Hampir disetiap jengkal belantara Aceh dihiasi tanaman ganja. Menjamurnya tanaman yang dilarang di Indonesia tersebut, sangat didukung kondisi geografis, tanah subur, hujan teratur, dan posisi pegunungan dengan iklim yang relatif stabil, ditambah lagi keterisolasian akibat konflik yang berkepanjangan dari sejak zaman penjajahan kolonial Belanda, pemberontakan DI-TII hingga GAM.
Pemerintah Aceh telah melarang penanaman ganja bagi masyarakat Aceh dan diganti dengan tanaman palawija dan tumbuhan lainnya. Program tersebut telah dicanangkan di Lamteuba, Aceh Besar, dengan menanam berbagai jenis tumbuhan lain.
Di balik harumnya tanaman ganja, ternyata memiliki banyak manfaat dan menyimpan sejuta kisah lain. Namun, ganja di Aceh hanya dikenal karena penyalahgunaannya (abuse) saja, yaitu dengan menghisap atau mengkonsumsinya saja. Sementara di luar negeri sana, tanaman ajaib ini sangat populer dan menjadi bagian dari hidup. Seperti bagi masyarakat Hindu India yang menggunakan ganja dalam ritual penyembahan terhadap Dewa Siwa. Begitu juga kaum Rastafarian di Jamaika yang sangat mengagungkan ganja dan dapat mendekatkan diri dengan Tuhan karenanya.
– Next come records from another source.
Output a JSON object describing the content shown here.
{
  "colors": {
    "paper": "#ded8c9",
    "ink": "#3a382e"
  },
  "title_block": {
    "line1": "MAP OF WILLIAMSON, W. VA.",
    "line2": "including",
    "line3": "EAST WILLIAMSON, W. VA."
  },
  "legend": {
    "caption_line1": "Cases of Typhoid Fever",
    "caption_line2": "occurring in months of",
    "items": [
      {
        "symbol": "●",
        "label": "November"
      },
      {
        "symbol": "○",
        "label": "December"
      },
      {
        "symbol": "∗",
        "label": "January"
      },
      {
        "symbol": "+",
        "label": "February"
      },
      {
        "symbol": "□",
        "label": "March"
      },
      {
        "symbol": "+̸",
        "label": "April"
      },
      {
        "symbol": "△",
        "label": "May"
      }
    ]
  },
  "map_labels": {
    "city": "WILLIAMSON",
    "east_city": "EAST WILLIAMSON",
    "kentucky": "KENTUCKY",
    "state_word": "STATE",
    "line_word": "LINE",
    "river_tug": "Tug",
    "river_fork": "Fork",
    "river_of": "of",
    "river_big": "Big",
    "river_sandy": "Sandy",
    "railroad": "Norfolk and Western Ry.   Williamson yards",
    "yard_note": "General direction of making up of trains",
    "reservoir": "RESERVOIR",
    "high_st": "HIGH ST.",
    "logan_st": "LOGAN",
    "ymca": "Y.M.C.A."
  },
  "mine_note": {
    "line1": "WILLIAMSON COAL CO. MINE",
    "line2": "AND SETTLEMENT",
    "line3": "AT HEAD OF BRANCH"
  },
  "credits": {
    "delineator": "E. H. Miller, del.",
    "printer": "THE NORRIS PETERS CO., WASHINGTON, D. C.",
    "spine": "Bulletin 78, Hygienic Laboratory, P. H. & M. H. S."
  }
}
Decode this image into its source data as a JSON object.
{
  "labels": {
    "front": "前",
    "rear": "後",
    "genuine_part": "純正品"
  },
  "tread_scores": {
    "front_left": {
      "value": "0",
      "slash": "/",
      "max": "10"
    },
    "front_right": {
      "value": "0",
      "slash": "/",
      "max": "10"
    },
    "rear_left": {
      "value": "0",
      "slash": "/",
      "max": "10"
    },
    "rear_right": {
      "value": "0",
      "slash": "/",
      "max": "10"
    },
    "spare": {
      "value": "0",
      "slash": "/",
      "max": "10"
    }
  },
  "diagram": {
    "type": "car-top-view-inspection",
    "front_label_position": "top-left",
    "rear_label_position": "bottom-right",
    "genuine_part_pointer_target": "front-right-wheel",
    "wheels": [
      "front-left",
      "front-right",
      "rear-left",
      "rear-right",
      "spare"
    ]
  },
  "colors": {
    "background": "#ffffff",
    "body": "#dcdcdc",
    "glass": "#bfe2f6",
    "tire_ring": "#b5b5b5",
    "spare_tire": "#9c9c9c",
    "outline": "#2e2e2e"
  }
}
Di Aceh, ganja juga sudah menjadi bagian dari hidup. Masyarakat setempat, khususnya masyarakat yang menanami ganja, dengan keterbatasan teknologi dan sejuta keterpurukan lainnya, mengolah ganja secara tradisional. Dengan pengetahuan yang ada, masyarakat daerah meramunya menjadi bahan konsumsi sehari-hari.
Hampir tak ada orang Aceh yang tak pernah mencicipinya, ada yang menikmatinya melalui rokok, bumbu dapur, dodol, campuran kopi, hingga diolah ke berbagai jenis makanan lainya, selebihnya dijual ke luar Aceh.
Menurut sejarahnya, ganja dibawa ke Aceh dari India pada akhir abad ke 19 ketika Belanda membuka perkebunan kopi di Dataran Tinggi Gayo. Pihak penjajah itu memakai ganja sebagai obat alami untuk menghindari serangan hama pohon kopi atau ulat pada tanaman tembakau.
Walau Belanda yang membawanya ke dataran tinggi Aceh, namun menurut fakta yang ada, tanaman tersebut bukan berarti sepenuhnya berasal dari negaranya. Bisa jadi tanaman ini dipungut dari daratan Asia lainya. Di kalangan anak muda nusantara, ganja lebih familiar disebut bakong ijo, gelek, cimeng atau rasta. Sementara sebutan lainnya ialah tampee, pot, weed, dope.
Setelah bertahun-tahun dan tumbuh menyebar hampir di seluruh Aceh, ganja mulai dikonsumsi, terutama dijadikan 'rokok enak,' yang lambat laun menjadi tradisi di Aceh. Bahkan kalau ada masakan, dianggap belum sempurna kalau bumbunya tidak dicampur dengan biji ganja. Tradisi ini memang sulit dihilangkan.